Ringed by snowy peaks touched with last of the setting sun, the lake itself glowed steel blue in the cold evening air. A group of camels were gathering by the shores to feed, snorting and huffing at us as they passed. I felt like we were in another world entirely, certainly not in China.



At this point it bacame clear my mother-in-law was quite dreadfully ill. A bad headache had turned into nausea, vomiting and dizziness, and she was barely able to stand. Our host Kyrgyz family, with wonderful timing, returned from a nearby village where they were preparing a wedding for the following day. The father, wth a brown furred hat and long dark winter coat stepped off the bike followed by his wife in pink headscarf and coat, and his two daughters. They welcomed us into their house, a low square building next to their yurt, stoked the fire and made a comfortable bed for my mother-in-law, F.




The inside of their house, like the inside of their adjacent yurt, was a riot of colour and rich texture, every surface draped and lined with carpets, blankets, quilts and curtains in rich jewel colours and elaborate designs, in total contrast to the bare monotone landscape outside. Along a low shelf dozens of thick quilts were folded and hidden by a fringed red velvet cloth. The centre of the room was the hearth, with a wrought iron pot belly stove fired by coal and dried yak dung, topped with an enormous teapot.

The Kyrgyz mother explained that F needed to drink hot salted yak milk tea and rest, in order to get better. I added some acetazolamide, just in case the yak milk tea didn't work, and some stemetil, just in case yak milk was a little hard on the stomach.

We sat round the hearth, warm as toast, as the dusk deepened and the wind howled outside, and all of us tasted our first salted yak milk tea, rich, creamy and hot from shallow bowls. F seemed to be getting no worse, although we did discuss descending down the same treacherous road in the dark to a lower altitude, and decided against it. 

The family made us a simple vegetable pilau for dinner, with more yak milk tea, and we were joined by a second family and their children. In all sixteen of us crammed tightly in to their crimson lined box, chatting, and watching fascinated as the mother used a pasta maker to fashion noodles for all of us. F had fallen asleep, and looked more peaceful. I began to worry less, although in the dim light of the stove I realised she had 'moderate to severe acute mountain sickness' according to my guidelines. But she wasn't worsening.

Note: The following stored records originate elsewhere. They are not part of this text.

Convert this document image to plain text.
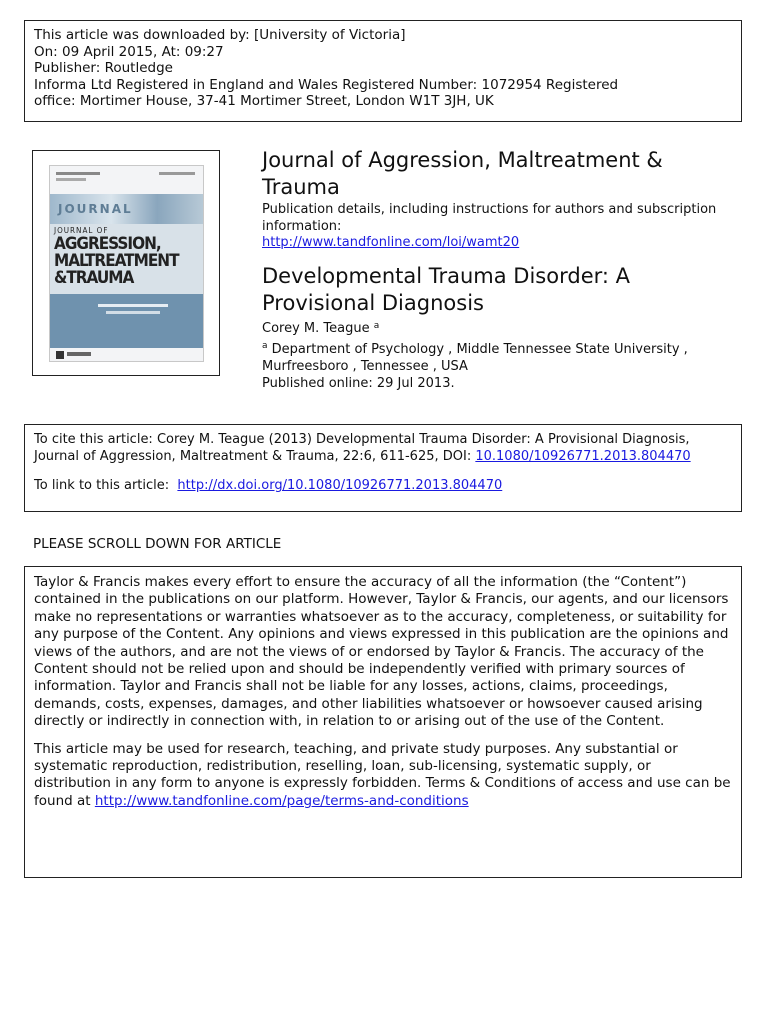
This article was downloaded by: [University of Victoria]
On: 09 April 2015, At: 09:27
Publisher: Routledge
Informa Ltd Registered in England and Wales Registered Number: 1072954 Registered
office: Mortimer House, 37-41 Mortimer Street, London W1T 3JH, UK
JOURNAL
JOURNAL OF
AGGRESSION,
MALTREATMENT
&TRAUMA
Journal of Aggression, Maltreatment & Trauma
Publication details, including instructions for authors and subscription information:
http://www.tandfonline.com/loi/wamt20
Developmental Trauma Disorder: A Provisional Diagnosis
Corey M. Teague $^a$
$^a$ Department of Psychology , Middle Tennessee State University , Murfreesboro , Tennessee , USA
Published online: 29 Jul 2013.

To cite this article: Corey M. Teague (2013) Developmental Trauma Disorder: A Provisional Diagnosis, Journal of Aggression, Maltreatment & Trauma, 22:6, 611-625, DOI: 10.1080/10926771.2013.804470

To link to this article: http://dx.doi.org/10.1080/10926771.2013.804470

PLEASE SCROLL DOWN FOR ARTICLE

Taylor & Francis makes every effort to ensure the accuracy of all the information (the “Content”) contained in the publications on our platform. However, Taylor & Francis, our agents, and our licensors make no representations or warranties whatsoever as to the accuracy, completeness, or suitability for any purpose of the Content. Any opinions and views expressed in this publication are the opinions and views of the authors, and are not the views of or endorsed by Taylor & Francis. The accuracy of the Content should not be relied upon and should be independently verified with primary sources of information. Taylor and Francis shall not be liable for any losses, actions, claims, proceedings, demands, costs, expenses, damages, and other liabilities whatsoever or howsoever caused arising directly or indirectly in connection with, in relation to or arising out of the use of the Content.

This article may be used for research, teaching, and private study purposes. Any substantial or systematic reproduction, redistribution, reselling, loan, sub-licensing, systematic supply, or distribution in any form to anyone is expressly forbidden. Terms & Conditions of access and use can be found at http://www.tandfonline.com/page/terms-and-conditions
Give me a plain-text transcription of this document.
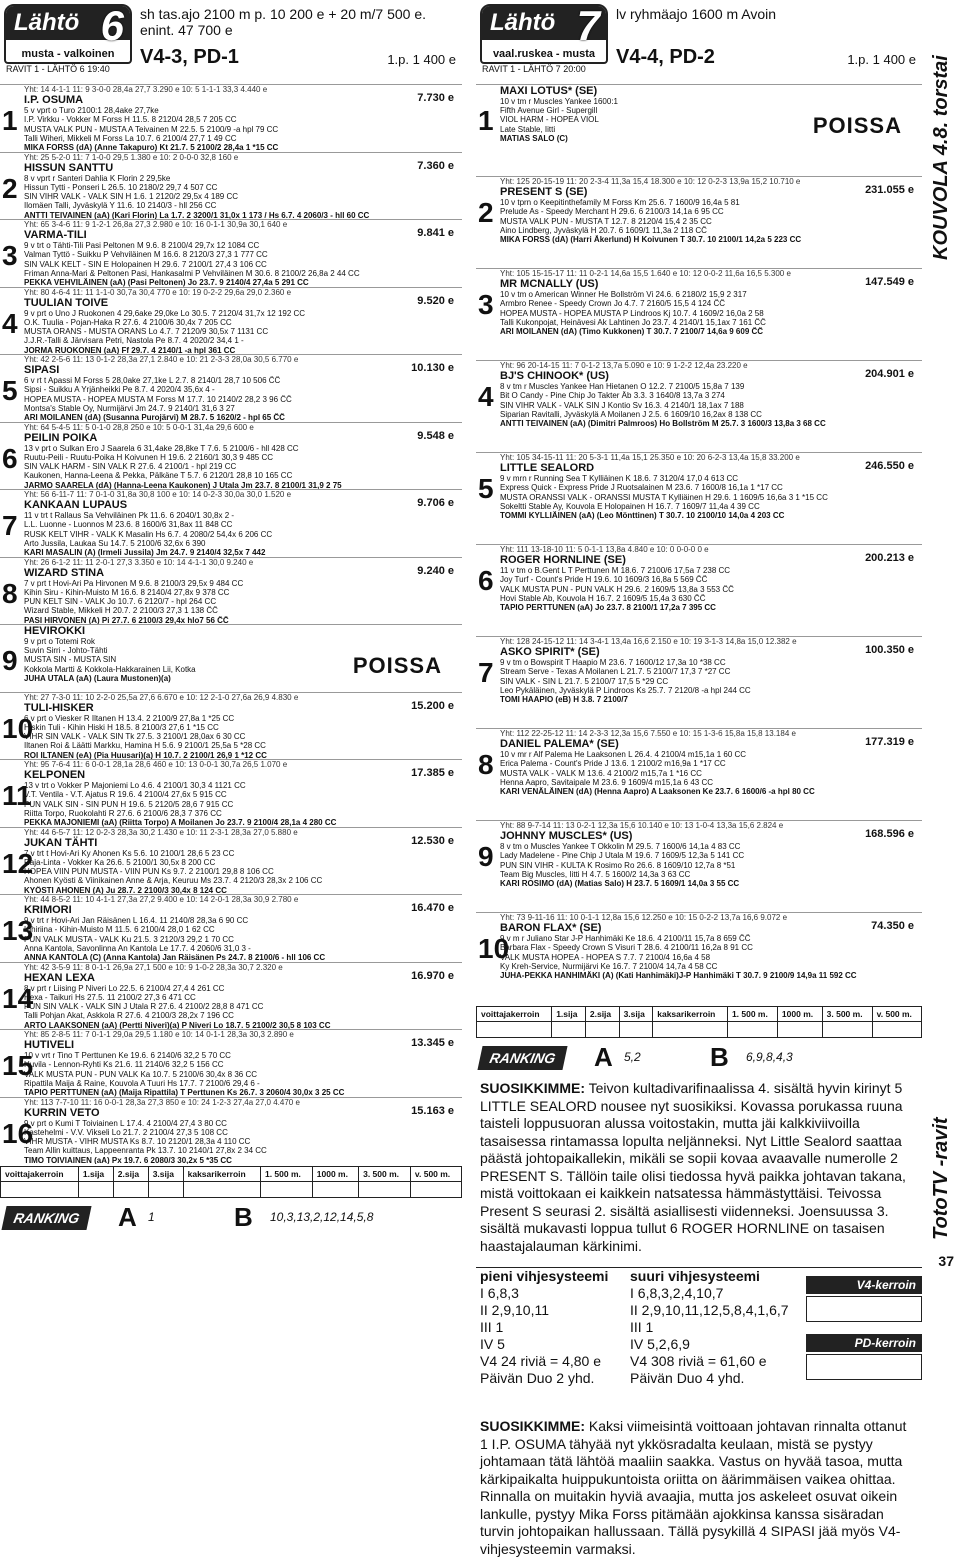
Lähtö 6
musta - valkoinen
RAVIT 1 - LÄHTÖ 6 19:40
sh tas.ajo 2100 m p. 10 200 e + 20 m/7 500 e.
enint. 47 700 e
V4-3, PD-1	1.p. 1 400 e
1
Yht: 14 4-1-1 11: 9 3-0-0 28,4a 27,7 3.290 e 10: 5 1-1-1 33,3 4.440 e
I.P. OSUMA	7.730 e
5 v vprt o Turo 2100:1 28,4ake 27,7ke
I.P. Virkku - Vokker M Forss H 11.5. 8 2120/4 28,5 7 205 CC
MUSTA VALK PUN - MUSTA A Teivainen M 22.5. 5 2100/9 -a hpl 79 CC
Talli Wiheri, Mikkeli M Forss La 10.7. 6 2100/4 27,7 1 49 CC
MIKA FORSS (dA) (Anne Takapuro) Kt 21.7. 5 2100/2 28,4a 1 *15 CC
2
Yht: 25 5-2-0 11: 7 1-0-0 29,5 1.380 e 10: 2 0-0-0 32,8 160 e
HISSUN SANTTU	7.360 e
8 v vprt r Santeri Dahlia K Florin 2 29,5ke
Hissun Tytti - Ponseri L 26.5. 10 2180/2 29,7 4 507 CC
SIN VIHR VALK - VALK SIN H 1.6. 1 2120/2 29,5x 4 189 CC
Ilomäen Talli, Jyväskylä Y 11.6. 10 2140/3 - hll 256 CC
ANTTI TEIVAINEN (aA) (Kari Florin) La 1.7. 2 3200/1 31,0x 1 173 / Hs 6.7. 4 2060/3 - hll 60 CC
3
Yht: 65 3-4-6 11: 9 1-2-1 26,8a 27,3 2.980 e 10: 16 0-1-1 30,9a 30,1 640 e
VARMA-TILI	9.841 e
9 v trt o Tähti-Tili Pasi Peltonen M 9.6. 8 2100/4 29,7x 12 1084 CC
Valman Tyttö - Suikku P Vehviläinen M 16.6. 8 2120/3 27,3 1 777 CC
SIN VALK KELT - SIN E Holopainen H 29.6. 7 2100/1 27,4 3 106 CC
Friman Anna-Mari & Peltonen Pasi, Hankasalmi P Vehviläinen M 30.6. 8 2100/2 26,8a 2 44 CC
PEKKA VEHVILÄINEN (aA) (Pasi Peltonen) Jo 23.7. 9 2140/4 27,4a 5 291 CC
4
Yht: 80 4-6-4 11: 11 1-1-0 30,7a 30,4 770 e 10: 19 0-2-2 29,6a 29,0 2.360 e
TUULIAN TOIVE	9.520 e
9 v prt o Uno J Ruokonen 4 29,6ake 29,0ke Lo 30.5. 7 2120/4 31,7x 12 192 CC
O.K. Tuulia - Pojan-Haka R 27.6. 4 2100/6 30,4x 7 205 CC
MUSTA ORANS - MUSTA ORANS Lo 4.7. 7 2120/9 30,5x 7 1131 CC
J.J.R.-Talli & Järvisara Petri, Nastola Pe 8.7. 4 2020/2 34,4 1 -
JORMA RUOKONEN (aA) Ff 29.7. 4 2140/1 -a hpl 361 CC
5
Yht: 42 2-5-6 11: 13 0-1-2 28,3a 27,1 2.840 e 10: 21 2-3-3 28,0a 30,5 6.770 e
SIPASI	10.130 e
6 v rt t Apassi M Forss 5 28,0ake 27,1ke L 2.7. 8 2140/1 28,7 10 506 ĈĈ
Sipsi - Suikku A Yrjänheikki Pe 8.7. 4 2020/4 35,6x 4 -
HOPEA MUSTA - HOPEA MUSTA M Forss M 17.7. 10 2140/2 28,2 3 96 ĈĈ
Montsa's Stable Oy, Nurmijärvi Jm 24.7. 9 2140/1 31,6 3 27
ARI MOILANEN (dA) (Susanna Purojärvi) M 28.7. 5 1620/2 - hpl 65 ĈĈ
6
Yht: 64 5-4-5 11: 5 0-1-0 28,8 250 e 10: 5 0-0-1 31,4a 29,6 600 e
PEILIN POIKA	9.548 e
13 v prt o Sulkan Ero J Saarela 6 31,4ake 28,8ke T 7.6. 5 2100/6 - hll 428 CC
Ruutu-Peili - Ruutu-Poika H Koivunen H 19.6. 2 2160/1 30,3 9 485 CC
SIN VALK HARM - SIN VALK R 27.6. 4 2100/1 - hpl 219 CC
Kaukonen, Hanna-Leena & Pekka, Pälkäne T 5.7. 6 2120/1 28,8 10 165 CC
JARMO SAARELA (dA) (Hanna-Leena Kaukonen) J Utala Jm 23.7. 8 2100/1 31,9 2 75
7
Yht: 56 6-11-7 11: 7 0-1-0 31,8a 30,8 100 e 10: 14 0-2-3 30,0a 30,0 1.520 e
KANKAAN LUPAUS	9.706 e
11 v trt t Rallaus Sa Vehviläinen Pk 11.6. 6 2040/1 30,8x 2 -
L.L. Luonne - Luonnos M 23.6. 8 1600/6 31,8ax 11 848 CC
RUSK KELT VIHR - VALK K Masalin Hs 6.7. 4 2080/2 54,4x 6 206 CC
Arto Jussila, Laukaa Su 14.7. 5 2100/6 32,6x 6 390
KARI MASALIN (A) (Irmeli Jussila) Jm 24.7. 9 2140/4 32,5x 7 442
8
Yht: 26 6-1-2 11: 11 2-0-1 27,3 3.350 e 10: 14 4-1-1 30,0 9.240 e
WIZARD STINA	9.240 e
7 v prt t Hovi-Ari Pa Hirvonen M 9.6. 8 2100/3 29,5x 9 484 CC
Kihin Siru - Kihin-Muisto M 16.6. 8 2140/4 27,8x 9 378 CC
PUN KELT SIN - VALK Jo 10.7. 6 2120/7 - hpl 264 CC
Wizard Stable, Mikkeli H 20.7. 2 2100/3 27,3 1 138 ĈĈ
PASI HIRVONEN (A) Pi 27.7. 6 2100/3 29,4x hlo7 56 ĈĈ
9
HEVIROKKI
9 v prt o Totemi Rok
Suvin Sirri - Johto-Tähti
MUSTA SIN - MUSTA SIN
Kokkola Martti & Kokkola-Hakkarainen Lii, Kotka
JUHA UTALA (aA) (Laura Mustonen)(a)
POISSA
10
Yht: 27 7-3-0 11: 10 2-2-0 25,5a 27,6 6.670 e 10: 12 2-1-0 27,6a 26,9 4.830 e
TULI-HISKER	15.200 e
6 v prt o Viesker R Iltanen H 13.4. 2 2100/9 27,8a 1 *25 CC
Hiskin Tuli - Kihin Hiski H 18.5. 8 2100/3 27,6 1 *15 CC
VIHR SIN VALK - VALK SIN Tk 27.5. 3 2100/1 28,0ax 6 30 CC
Iltanen Roi & Läätti Markku, Hamina H 5.6. 9 2100/1 25,5a 5 *28 CC
ROI ILTANEN (eA) (Pia Huusari)(a) H 10.7. 2 2100/1 26,9 1 *12 CC
11
Yht: 95 7-6-4 11: 6 0-0-1 28,1a 28,6 460 e 10: 13 0-0-1 30,7a 26,5 1.070 e
KELPONEN	17.385 e
13 v trt o Vokker P Majoniemi Lo 4.6. 4 2100/1 30,3 4 1121 CC
V.T. Ventila - V.T. Ajatus R 19.6. 4 2100/4 27,6x 5 915 CC
PUN VALK SIN - SIN PUN H 19.6. 5 2120/5 28,6 7 915 CC
Riitta Torpo, Ruokolahti R 27.6. 6 2100/6 28,3 7 376 CC
PEKKA MAJONIEMI (aA) (Riitta Torpo) A Moilanen Jo 23.7. 9 2100/4 28,1a 4 280 CC
12
Yht: 44 6-5-7 11: 12 0-2-3 28,3a 30,2 1.430 e 10: 11 2-3-1 28,3a 27,0 5.880 e
JUKAN TÄHTI	12.530 e
7 v trt t Hovi-Ari Ky Ahonen Ks 5.6. 10 2100/1 28,6 5 23 CC
Raja-Linta - Vokker Ka 26.6. 5 2100/1 30,5x 8 200 CC
HOPEA VIIN PUN MUSTA - VIIN PUN Ks 9.7. 2 2100/1 29,8 8 106 CC
Ahonen Kyösti & Viinikainen Anne & Arja, Keuruu Ms 23.7. 4 2120/3 28,3x 2 106 CC
KYÖSTI AHONEN (A) Ju 28.7. 2 2100/3 30,4x 8 124 CC
13
Yht: 44 8-5-2 11: 10 4-1-1 27,3a 27,2 9.400 e 10: 14 2-0-1 28,3a 30,9 2.780 e
KRIMORI	16.470 e
9 v trt r Hovi-Ari Jan Räisänen L 16.4. 11 2140/8 28,3a 6 90 CC
Kihiriina - Kihin-Muisto M 11.5. 6 2100/4 28,0 1 62 CC
PUN VALK MUSTA - VALK Ku 21.5. 3 2120/3 29,2 1 70 CC
Anna Kantola, Savonlinna An Kantola Le 17.7. 4 2060/6 31,0 3 -
ANNA KANTOLA (C) (Anna Kantola) Jan Räisänen Ps 24.7. 8 2100/6 - hll 106 CC
14
Yht: 42 3-5-9 11: 8 0-1-1 26,9a 27,1 500 e 10: 9 1-0-2 28,3a 30,7 2.320 e
HEXAN LEXA	16.970 e
8 v prt r Liising P Niveri Lo 22.5. 6 2100/4 27,4 4 261 CC
Hexa - Taikuri Hs 27.5. 11 2100/2 27,3 6 471 CC
PUN SIN VALK - VALK SIN J Utala R 27.6. 4 2100/2 28,8 8 471 CC
Talli Pohjan Akat, Askkola R 27.6. 4 2100/3 28,2x 7 196 CC
ARTO LAAKSONEN (aA) (Pertti Niveri)(a) P Niveri Lo 18.7. 5 2100/2 30,5 8 103 CC
15
Yht: 85 2-8-5 11: 7 0-1-1 29,0a 29,5 1.180 e 10: 14 0-1-1 28,3a 30,3 2.890 e
HUTIVELI	13.345 e
10 v vrt r Tino T Perttunen Ke 19.6. 6 2140/6 32,2 5 70 CC
Huvila - Lennon-Ryhti Ks 21.6. 11 2140/6 32,2 5 156 CC
VALK MUSTA PUN - PUN VALK Ka 10.7. 5 2100/6 30,4x 8 36 CC
Ripattila Maija & Raine, Kouvola A Tuuri Hs 17.7. 7 2100/6 29,4 6 -
TAPIO PERTTUNEN (aA) (Maija Ripattila) T Perttunen Ks 26.7. 3 2060/4 30,0x 3 25 CC
16
Yht: 113 7-7-10 11: 16 0-0-1 28,3a 27,3 850 e 10: 24 1-2-3 27,4a 27,0 4.470 e
KURRIN VETO	15.163 e
9 v prt o Kumi T Toiviainen L 17.4. 4 2100/4 27,4 3 80 CC
Kastehelmi - V.V. Vikseli Lo 21.7. 2 2100/4 27,3 5 108 CC
VIHR MUSTA - VIHR MUSTA Ks 8.7. 10 2120/1 28,3a 4 110 CC
Team Allin kuittaus, Lappeenranta Pk 13.7. 10 2140/1 27,8x 2 34 CC
TIMO TOIVIAINEN (aA) Px 19.7. 6 2080/3 30,2x 5 *35 CC
voittajakerroin	1.sija	2.sija	3.sija	kaksarikerroin	1. 500 m.	1000 m.	3. 500 m.	v. 500 m.

RANKING	A 1	B 10,3,13,2,12,14,5,8
Lähtö 7
vaal.ruskea - musta
RAVIT 1 - LÄHTÖ 7 20:00
lv ryhmäajo 1600 m Avoin
V4-4, PD-2	1.p. 1 400 e
1
MAXI LOTUS* (SE)
10 v tm r Muscles Yankee 1600:1
Fifth Avenue Girl - Supergill
VIOL HARM - HOPEA VIOL
Late Stable, Iitti
MATIAS SALO (C)
POISSA
2
Yht: 125 20-15-19 11: 20 2-3-4 11,3a 15,4 18.300 e 10: 12 0-2-3 13,9a 15,2 10.710 e
PRESENT S (SE)	231.055 e
10 v tprn o Keepitinthefamily M Forss Km 25.6. 7 1600/9 16,4a 5 81
Prelude As - Speedy Merchant H 29.6. 6 2100/3 14,1a 6 95 CC
MUSTA VALK PUN - MUSTA T 12.7. 8 2120/4 15,4 2 35 CC
Aino Lindberg, Jyväskylä H 20.7. 6 1609/1 11,3a 2 118 CĈ
MIKA FORSS (dA) (Harri Åkerlund) H Koivunen T 30.7. 10 2100/1 14,2a 5 223 CC
3
Yht: 105 15-15-17 11: 11 0-2-1 14,6a 15,5 1.640 e 10: 12 0-0-2 11,6a 16,5 5.300 e
MR MCNALLY (US)	147.549 e
10 v tm o American Winner He Bollström Vi 24.6. 6 2180/2 15,9 2 317
Armbro Renee - Speedy Crown Jo 4.7. 7 2160/5 15,5 4 124 ĈĈ
HOPEA MUSTA - HOPEA MUSTA P Lindroos Kj 10.7. 4 1609/2 16,0a 2 58
Talli Kukonpojat, Heinävesi Ak Lahtinen Jo 23.7. 4 2140/1 15,1ax 7 161 ĈĈ
ARI MOILANEN (dA) (Timo Kukkonen) T 30.7. 7 2100/7 14,6a 9 609 ĈĈ
4
Yht: 96 20-14-15 11: 7 0-1-2 13,7a 5.090 e 10: 9 1-2-2 12,4a 23.220 e
BJ'S CHINOOK* (US)	204.901 e
8 v tm r Muscles Yankee Han Hietanen O 12.2. 7 2100/5 15,8a 7 139
Bit O Candy - Pine Chip Jo Takter Åb 3.3. 3 1640/8 13,7a 3 274
SIN VIHR VALK - VALK SIN J Kontio Sv 16.3. 4 2140/1 18,1ax 7 188
Siparian Ravitalli, Jyväskylä A Moilanen J 2.5. 6 1609/10 16,2ax 8 138 CC
ANTTI TEIVAINEN (aA) (Dimitri Palmroos) Ho Bollström M 25.7. 3 1600/3 13,8a 3 68 CC
5
Yht: 105 34-15-11 11: 20 5-3-1 11,4a 15,1 25.350 e 10: 20 6-2-3 13,4a 15,8 33.200 e
LITTLE SEALORD	246.550 e
9 v mrn r Running Sea T Kylliäinen K 18.6. 7 3120/4 17,0 4 613 CC
Express Quick - Express Pride J Ruotsalainen M 23.6. 7 1600/8 16,1a 1 *17 CC
MUSTA ORANSSI VALK - ORANSSI MUSTA T Kylliäinen H 29.6. 1 1609/5 16,6a 3 1 *15 CC
Sokeltti Stable Ay, Kouvola E Holopainen H 16.7. 7 1609/7 11,4a 4 39 CC
TOMMI KYLLIÄINEN (aA) (Leo Mönttinen) T 30.7. 10 2100/10 14,0a 4 203 CC
6
Yht: 111 13-18-10 11: 5 0-1-1 13,8a 4.840 e 10: 0 0-0-0 0 e
ROGER HORNLINE (SE)	200.213 e
11 v tm o B.Gent L T Perttunen M 18.6. 7 2100/6 17,5a 7 238 CC
Joy Turf - Count's Pride H 19.6. 10 1609/3 16,8a 5 569 ĈĈ
VALK MUSTA PUN - PUN VALK H 29.6. 2 1609/5 13,8a 3 553 ĈĈ
Hovi Stable Ab, Kouvola H 16.7. 2 1609/5 15,4a 3 630 ĈĈ
TAPIO PERTTUNEN (aA) Jo 23.7. 8 2100/1 17,2a 7 395 CC
7
Yht: 128 24-15-12 11: 14 3-4-1 13,4a 16,6 2.150 e 10: 19 3-1-3 14,8a 15,0 12.382 e
ASKO SPIRIT* (SE)	100.350 e
9 v tm o Bowspirit T Haapio M 23.6. 7 1600/12 17,3a 10 *38 CC
Stream Serve - Texas A Moilanen L 21.7. 5 2100/7 17,3 7 *27 CC
SIN VALK - SIN L 21.7. 5 2100/7 17,5 5 *29 CC
Leo Pykäläinen, Jyväskylä P Lindroos Ks 25.7. 7 2120/8 -a hpl 244 CC
TOMI HAAPIO (eB) H 3.8. 7 2100/7
8
Yht: 112 22-25-12 11: 14 2-3-3 12,3a 15,6 7.550 e 10: 15 1-3-6 15,8a 15,8 13.184 e
DANIEL PALEMA* (SE)	177.319 e
10 v mr r Alf Palema He Laaksonen L 26.4. 4 2100/4 m15,1a 1 60 CC
Erica Palema - Count's Pride J 13.6. 1 2100/2 m16,9a 1 *17 CC
MUSTA VALK - VALK M 13.6. 4 2100/2 m15,7a 1 *16 CC
Henna Aapro, Savitaipale M 23.6. 9 1609/4 m15,1a 6 43 CC
KARI VENÄLÄINEN (dA) (Henna Aapro) A Laaksonen Ke 23.7. 6 1600/6 -a hpl 80 CC
9
Yht: 88 9-7-14 11: 13 0-2-1 12,3a 15,6 10.140 e 10: 13 1-0-4 13,3a 15,6 2.824 e
JOHNNY MUSCLES* (US)	168.596 e
8 v tm o Muscles Yankee T Okkolin M 29.5. 7 1600/6 14,1a 4 83 CC
Lady Madelene - Pine Chip J Utala M 19.6. 7 1609/5 12,3a 5 141 CC
PUN SIN VIHR - KULTA K Rosimo Ro 26.6. 8 1609/10 12,7a 8 *51
Team Big Muscles, Iitti H 4.7. 5 1600/2 14,3a 3 63 CC
KARI ROSIMO (dA) (Matias Salo) H 23.7. 5 1609/1 14,0a 3 55 CC
10
Yht: 73 9-11-16 11: 10 0-1-1 12,8a 15,6 12.250 e 10: 15 0-2-2 13,7a 16,6 9.072 e
BARON FLAX* (SE)	74.350 e
9 v m r Juliano Star J-P Hanhimäki Ke 18.6. 4 2100/11 15,7a 8 659 ĈĈ
Barbara Flax - Speedy Crown S Visuri T 28.6. 4 2100/11 16,2a 8 91 CC
VALK MUSTA HOPEA - HOPEA S 7.7. 7 2100/4 16,6a 4 58
Ky Kreh-Service, Nurmijärvi Ke 16.7. 7 2100/4 14,7a 4 58 CC
JUHA-PEKKA HANHIMÄKI (A) (Kati Hanhimäki)J-P Hanhimäki T 30.7. 9 2100/9 14,9a 11 592 CC
voittajakerroin	1.sija	2.sija	3.sija	kaksarikerroin	1. 500 m.	1000 m.	3. 500 m.	v. 500 m.

RANKING	A 5,2	B 6,9,8,4,3
SUOSIKKIMME: Teivon kultadivarifinaalissa 4. sisältä hyvin kirinyt 5 LITTLE SEALORD nousee nyt suosikiksi. Kovassa porukassa ruuna taisteli loppusuoran alussa voitostakin, mutta jäi kalkkiviivoilla tasaisessa rintamassa lopulta neljänneksi. Nyt Little Sealord saattaa päästä johtopaikallekin, mikäli se sopii kovaa avaavalle numerolle 2 PRESENT S. Tällöin taile olisi tiedossa hyvä paikka johtavan takana, mistä voittokaan ei kaikkein natsatessa hämmästyttäisi. Teivossa Present S seurasi 2. sisältä asiallisesti viidenneksi. Joensuussa 3. sisältä mukavasti loppua tullut 6 ROGER HORNLINE on tasaisen haastajalauman kärkinimi.
pieni vihjesysteemi
I 6,8,3
II 2,9,10,11
III 1
IV 5
V4 24 riviä = 4,80 e
Päivän Duo 2 yhd.
suuri vihjesysteemi
I 6,8,3,2,4,10,7
II 2,9,10,11,12,5,8,4,1,6,7
III 1
IV 5,2,6,9
V4 308 riviä = 61,60 e
Päivän Duo 4 yhd.
V4-kerroin
PD-kerroin
SUOSIKKIMME: Kaksi viimeisintä voittoaan johtavan rinnalta ottanut 1 I.P. OSUMA tähyää nyt ykkösradalta keulaan, mistä se pystyy johtamaan tätä lähtöä maaliin saakka. Vastus on hyvää tasoa, mutta kärkipaikalta huippukuntoista oriitta on äärimmäisen vaikea ohittaa. Rinnalla on muitakin hyviä avaajia, mutta jos askeleet osuvat oikein lankulle, pystyy Mika Forss pitämään ajokkinsa kanssa sisäradan turvin johtopaikan hallussaan. Tällä pysykillä 4 SIPASI jää myös V4-vihjesysteemin varmaksi.
KOUVOLA 4.8. torstai
TotoTV -ravit
37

We unfolded rows and rows of gold, green, sapphire blue purple quilts and fully clothed, settled down to sleep side by side like so many gloriously dressed sardines.


The morning sunlight came pale and golden, resting on the mountain tops. I walked down to the water's edge and washed my face in the waters of Lake Karakul, glacial and bracing. The smoke rising from the chimney showed everyone was awake, including F who had rallied during the night and was ready for another cup of hot yak milk tea, feeling a little better but very pleased we would be descending today to less than 3000m. Our lovely family had taken such good care of us, and we thanked them as best we could without a single word of Kyrgyz. They posed for me, very formally, for a photograph outside their house.

And so we went, onwards and downwards.